Checking and adjusting CYCLIC pitch:
Turn the head so that the flybar is perpendicular to the sides of the heli and you have one blade out front, one over the boom. Hold the flybar level, put your pitch gauge on the front blade. Set your throttle/collective stick to the zero degree position and verify that you have zero degrees pitch.
THEN move the aileron stick side to side. The flybar paddles will stay still and the blades will tilt with the stick movement. Move the stick full deflection left or right, and use the pitch gauge to measure the amount of pitch that the blade gets with full aileron movement. Adjust the AILERON number in the SWASH MIX menu so that you get no more than 6 or 7 degrees of aileron cyclic.

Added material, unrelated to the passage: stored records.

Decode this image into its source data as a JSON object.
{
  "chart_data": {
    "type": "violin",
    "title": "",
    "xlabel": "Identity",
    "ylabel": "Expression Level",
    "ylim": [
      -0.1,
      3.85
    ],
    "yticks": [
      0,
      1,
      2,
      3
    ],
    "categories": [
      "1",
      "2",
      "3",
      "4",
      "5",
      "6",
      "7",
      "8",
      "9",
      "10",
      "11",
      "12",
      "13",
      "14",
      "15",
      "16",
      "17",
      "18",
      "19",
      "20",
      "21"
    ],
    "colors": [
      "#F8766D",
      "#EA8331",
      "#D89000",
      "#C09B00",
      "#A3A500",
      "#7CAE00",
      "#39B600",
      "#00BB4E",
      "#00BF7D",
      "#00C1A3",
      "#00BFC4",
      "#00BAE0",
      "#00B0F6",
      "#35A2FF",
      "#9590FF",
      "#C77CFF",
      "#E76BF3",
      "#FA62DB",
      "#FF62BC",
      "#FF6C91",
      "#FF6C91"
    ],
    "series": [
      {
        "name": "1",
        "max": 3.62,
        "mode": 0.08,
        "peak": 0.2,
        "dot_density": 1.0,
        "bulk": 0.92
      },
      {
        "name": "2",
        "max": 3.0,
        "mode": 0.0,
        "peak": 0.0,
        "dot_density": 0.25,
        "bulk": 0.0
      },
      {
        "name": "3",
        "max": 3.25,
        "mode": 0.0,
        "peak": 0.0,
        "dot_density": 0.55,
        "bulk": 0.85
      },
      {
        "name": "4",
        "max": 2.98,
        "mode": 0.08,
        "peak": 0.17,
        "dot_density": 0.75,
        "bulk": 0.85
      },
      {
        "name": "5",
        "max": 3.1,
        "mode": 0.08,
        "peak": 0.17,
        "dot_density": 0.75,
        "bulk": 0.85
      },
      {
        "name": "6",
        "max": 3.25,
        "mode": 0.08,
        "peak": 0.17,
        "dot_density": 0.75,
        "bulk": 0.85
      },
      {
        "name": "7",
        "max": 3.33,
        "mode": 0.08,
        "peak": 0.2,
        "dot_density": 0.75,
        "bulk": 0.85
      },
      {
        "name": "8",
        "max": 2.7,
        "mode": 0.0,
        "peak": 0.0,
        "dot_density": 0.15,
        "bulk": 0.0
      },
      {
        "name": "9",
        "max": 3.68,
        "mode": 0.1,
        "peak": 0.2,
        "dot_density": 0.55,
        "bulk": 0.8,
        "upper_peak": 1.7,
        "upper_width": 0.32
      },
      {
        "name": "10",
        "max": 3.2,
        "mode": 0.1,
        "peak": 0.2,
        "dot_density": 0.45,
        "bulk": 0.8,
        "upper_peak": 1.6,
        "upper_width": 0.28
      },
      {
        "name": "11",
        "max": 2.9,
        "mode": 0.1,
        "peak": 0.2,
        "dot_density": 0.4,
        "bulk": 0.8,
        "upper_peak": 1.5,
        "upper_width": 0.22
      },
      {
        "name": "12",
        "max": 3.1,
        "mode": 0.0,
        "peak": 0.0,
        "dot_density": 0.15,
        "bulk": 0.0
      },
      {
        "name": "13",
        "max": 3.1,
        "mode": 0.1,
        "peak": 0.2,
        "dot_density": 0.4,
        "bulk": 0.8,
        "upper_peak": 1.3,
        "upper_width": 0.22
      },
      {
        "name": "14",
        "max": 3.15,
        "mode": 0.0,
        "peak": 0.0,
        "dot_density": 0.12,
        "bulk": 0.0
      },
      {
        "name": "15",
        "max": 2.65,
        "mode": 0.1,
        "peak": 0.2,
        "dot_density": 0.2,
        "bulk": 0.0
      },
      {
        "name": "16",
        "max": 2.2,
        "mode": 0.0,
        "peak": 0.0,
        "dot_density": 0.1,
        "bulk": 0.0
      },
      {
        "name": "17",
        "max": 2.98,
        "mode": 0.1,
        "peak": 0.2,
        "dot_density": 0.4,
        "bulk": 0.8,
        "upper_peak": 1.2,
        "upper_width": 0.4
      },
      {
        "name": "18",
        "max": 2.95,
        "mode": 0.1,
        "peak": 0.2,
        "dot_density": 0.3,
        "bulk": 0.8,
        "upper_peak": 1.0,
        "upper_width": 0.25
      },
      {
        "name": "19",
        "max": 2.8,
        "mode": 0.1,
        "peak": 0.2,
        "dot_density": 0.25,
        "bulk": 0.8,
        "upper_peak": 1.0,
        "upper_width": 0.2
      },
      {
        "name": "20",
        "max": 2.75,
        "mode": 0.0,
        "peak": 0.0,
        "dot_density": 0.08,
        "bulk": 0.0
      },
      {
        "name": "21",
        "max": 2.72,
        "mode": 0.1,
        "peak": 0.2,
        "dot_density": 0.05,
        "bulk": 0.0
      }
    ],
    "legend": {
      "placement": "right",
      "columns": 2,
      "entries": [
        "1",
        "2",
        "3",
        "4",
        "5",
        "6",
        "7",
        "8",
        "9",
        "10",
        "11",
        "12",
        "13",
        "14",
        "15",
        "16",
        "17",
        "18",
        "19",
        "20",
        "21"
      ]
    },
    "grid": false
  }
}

Turn the head 90 degrees, now the blades are perpendicular to the sides of the heli and the flybar is in line with the heli's centerline. Hold the flybar level.
Go back to the zero degree stick setting, verify that the blades are still at zero degrees. Then move the ELEVATOR stick full up and down. The flybar paddles will stay put, the rotor blades will tilt with the stick. Measure the amount of pitch you have on the MR blade as you hold full up or down elevator. Adjust the ELEVATOR number in the SWASH MIX menu until you have no more than 6 or 7 degrees of elevator cyclic pitch.
Some heavy 3D'ers gring the shaft collar setscrew head down and raise the cyclic to 9° and 10° for fast roll and flip
Word has it that you're only ever going to be able to use a total of about 17 degrees (collective + cyclic) before you start stalling the blades.
So if you've got +10 degrees of collective, then an additional 7 of cyclic, you'll achieve that 17 degree number with full collective, full cyclic.
If you have -10 degrees of collective, you'll still get that 17 degree total.